Jack Crow’s post, “abandoning the past sometimes allows you to see better the present…” starts off well, but dissolves into a familiar prolier-than-thou appeal to drop “our” preconvictions about revolutions and who should lead them:

The working class, the colonized, the oppressed, the alienated and the poor don’t need theories conjured up in academic discussions, in the coffee houses which line the well paved streets of upper class neighborhoods. They don’t need special vocabularies and essays on superstructure, intersectionality and sociocultural meta-meta critique.

If there’s any socialist cliche that needs abandoning it’s the supposed contradiction between the educated ivory tower intellectual and the oppressed working classes. It’s the leftwing version of the “salt of the earth, white working class man telling it like it is”: only evoked to push through the writer’s own prejudices. Crow wants to have his cake and eat it too, by both putting himself above the “The working class, the colonized, the oppressed, the alienated and the poor” and telling us that he knows what they want.

This sort of rhetorical trick presupposes both that intellectuals cannot be part of the working classes and that the working classes cannot do theory, cannot be intellectuals themselves. This sort of distinction might have made some sense in the nineteenth century, but in today’s world most of us “intellectuals” are just as much wage slaves as your average factory workers are.

Jack Crow very much has a point that reifying dead, white Marxists is counterproductive when it comes to understanding why the Egyptian revolution is happening now, that even Marx himself can be wrong or outdated and that his works at best hands us a tool to help understand the world, not a prefabricated solution. A pity he falls into the same outdated cliches himself at the end of his post.

5 Comments

  • W.Kasper

    February 21, 2011 at 6:35 pm

    I think you’re being unfair here. I don’t thinks he’s saying that intellectuals can’t be part of the working class (as agency, as revolutionary ‘subject’), so much as they’re an ineffective substitute for it. He’s made points elsewhere that professionalised ‘leftism’ (tenure, media careers etc) has its own inherent compromises. I agree there’s no clear dividing line on who can be ‘intellectual’, but a factory worker doesn’t have access to newspaper columns, publishing houses, BBC interviews etc. It’s not that HE knows what they want, as much as THEY know what they want; and professional intellectuals may not be as necessary to mobilising this ‘consciousness’ as they think they are. Accusations of “prolier than thou” are somewhat cliched, no? Especially in defending theory over experience.

  • Jack Crow

    February 24, 2011 at 11:41 pm

    I think perhaps you didn’t read what I wrote. I’m okay with that. We’re all human.

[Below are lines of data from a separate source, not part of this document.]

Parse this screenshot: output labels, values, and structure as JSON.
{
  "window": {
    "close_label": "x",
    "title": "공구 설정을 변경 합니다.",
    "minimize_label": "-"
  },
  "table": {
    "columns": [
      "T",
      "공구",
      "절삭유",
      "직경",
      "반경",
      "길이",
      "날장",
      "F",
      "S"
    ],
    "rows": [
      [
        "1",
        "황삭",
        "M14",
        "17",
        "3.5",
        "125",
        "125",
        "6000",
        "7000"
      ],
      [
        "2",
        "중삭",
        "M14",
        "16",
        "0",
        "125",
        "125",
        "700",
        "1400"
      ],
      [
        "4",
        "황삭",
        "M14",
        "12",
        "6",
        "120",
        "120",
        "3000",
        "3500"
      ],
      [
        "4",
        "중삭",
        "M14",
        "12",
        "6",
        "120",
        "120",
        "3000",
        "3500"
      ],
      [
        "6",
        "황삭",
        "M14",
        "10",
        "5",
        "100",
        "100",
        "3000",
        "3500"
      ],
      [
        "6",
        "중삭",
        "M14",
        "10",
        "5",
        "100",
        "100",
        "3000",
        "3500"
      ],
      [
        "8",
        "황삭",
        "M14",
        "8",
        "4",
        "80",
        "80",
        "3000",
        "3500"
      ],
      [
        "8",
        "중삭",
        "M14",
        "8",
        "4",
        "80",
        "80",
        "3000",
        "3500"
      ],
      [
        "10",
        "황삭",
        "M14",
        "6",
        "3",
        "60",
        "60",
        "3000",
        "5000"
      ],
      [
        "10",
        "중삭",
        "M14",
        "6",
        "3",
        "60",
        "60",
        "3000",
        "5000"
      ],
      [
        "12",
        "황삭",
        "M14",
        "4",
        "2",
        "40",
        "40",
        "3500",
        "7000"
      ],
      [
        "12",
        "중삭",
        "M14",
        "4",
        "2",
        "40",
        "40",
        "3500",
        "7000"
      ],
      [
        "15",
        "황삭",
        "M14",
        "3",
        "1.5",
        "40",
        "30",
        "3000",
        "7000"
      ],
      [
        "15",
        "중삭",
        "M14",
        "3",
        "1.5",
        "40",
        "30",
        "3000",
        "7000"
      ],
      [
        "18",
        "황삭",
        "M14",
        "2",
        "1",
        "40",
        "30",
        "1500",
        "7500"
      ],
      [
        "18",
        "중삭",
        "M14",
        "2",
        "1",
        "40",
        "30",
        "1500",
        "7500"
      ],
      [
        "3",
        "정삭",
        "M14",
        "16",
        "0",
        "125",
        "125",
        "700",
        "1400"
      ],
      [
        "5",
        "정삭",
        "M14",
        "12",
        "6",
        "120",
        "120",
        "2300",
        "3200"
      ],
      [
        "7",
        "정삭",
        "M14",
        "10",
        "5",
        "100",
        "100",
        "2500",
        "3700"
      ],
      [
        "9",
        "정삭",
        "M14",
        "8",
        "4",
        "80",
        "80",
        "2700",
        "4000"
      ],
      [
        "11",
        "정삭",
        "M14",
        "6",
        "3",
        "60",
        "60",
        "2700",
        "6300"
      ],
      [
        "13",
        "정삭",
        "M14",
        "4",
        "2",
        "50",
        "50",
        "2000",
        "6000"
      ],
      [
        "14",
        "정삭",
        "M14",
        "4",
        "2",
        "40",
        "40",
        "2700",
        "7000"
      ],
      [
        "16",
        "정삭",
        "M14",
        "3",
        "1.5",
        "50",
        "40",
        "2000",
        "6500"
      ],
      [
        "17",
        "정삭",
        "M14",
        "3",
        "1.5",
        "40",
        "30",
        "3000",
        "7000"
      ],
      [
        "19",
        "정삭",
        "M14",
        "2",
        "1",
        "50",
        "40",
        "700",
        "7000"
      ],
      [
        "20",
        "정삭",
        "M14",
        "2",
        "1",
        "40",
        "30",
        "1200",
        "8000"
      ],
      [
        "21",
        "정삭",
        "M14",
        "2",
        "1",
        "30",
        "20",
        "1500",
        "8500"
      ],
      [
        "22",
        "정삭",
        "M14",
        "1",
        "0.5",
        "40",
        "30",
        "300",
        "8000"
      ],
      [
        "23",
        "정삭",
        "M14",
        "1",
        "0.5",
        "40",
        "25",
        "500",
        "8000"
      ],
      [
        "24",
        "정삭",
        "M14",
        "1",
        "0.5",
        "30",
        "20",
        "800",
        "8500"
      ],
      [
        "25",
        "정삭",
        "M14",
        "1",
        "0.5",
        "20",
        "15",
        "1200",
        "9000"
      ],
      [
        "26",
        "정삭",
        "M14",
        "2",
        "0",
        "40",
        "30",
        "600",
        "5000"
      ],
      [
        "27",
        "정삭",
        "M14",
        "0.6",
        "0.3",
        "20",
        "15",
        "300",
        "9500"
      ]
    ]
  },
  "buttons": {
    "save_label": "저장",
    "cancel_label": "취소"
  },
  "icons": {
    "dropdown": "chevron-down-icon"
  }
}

    I’m not the self-appointed voice of the working class. I’m just a guy who thinks academics don’t speak in ordinary language and that it’s ordinary language, not coded cultural studies speak and professional jargon, which most people use. The folks who specialize in Marxism or syndicalism or whatever aren’t the people who make revolutions…

    …Wayne probably has written a defense better than I have. I’m not a fan of “consciousness raising” exercises. People know their material interests. They don’t need professional leftists to tell them what they are.

    As for wanting my cake and eating it too – what’s the point of cake if you cannot put it in your mouth, chew it up and swallow it down into your belly?

  • Martin Wisse

    February 26, 2011 at 10:39 am

    Fair enough. I was probably much too uncharitable to your post; as said, I agreed with about ninety percent of it anyway, just got annoyed at the quoted bit above.

  • CF Oxtrot

    February 27, 2011 at 10:42 am

    As someone who’s been reading Jack for a pretty long time, I’d say you’re misread his post for the purpose of making a point. The point you make is pretty good, but the example you chose is bad.

    If your picture to the upper right is accurate, you’re a white guy too, so that seems to smack of hypocrisy. Though I’m sure that’s not your gig, hypocrisy.

  • Martin Wisse

    February 28, 2011 at 5:54 am

    The first I’ll accept, but the hypocrisy you’ll have to explain.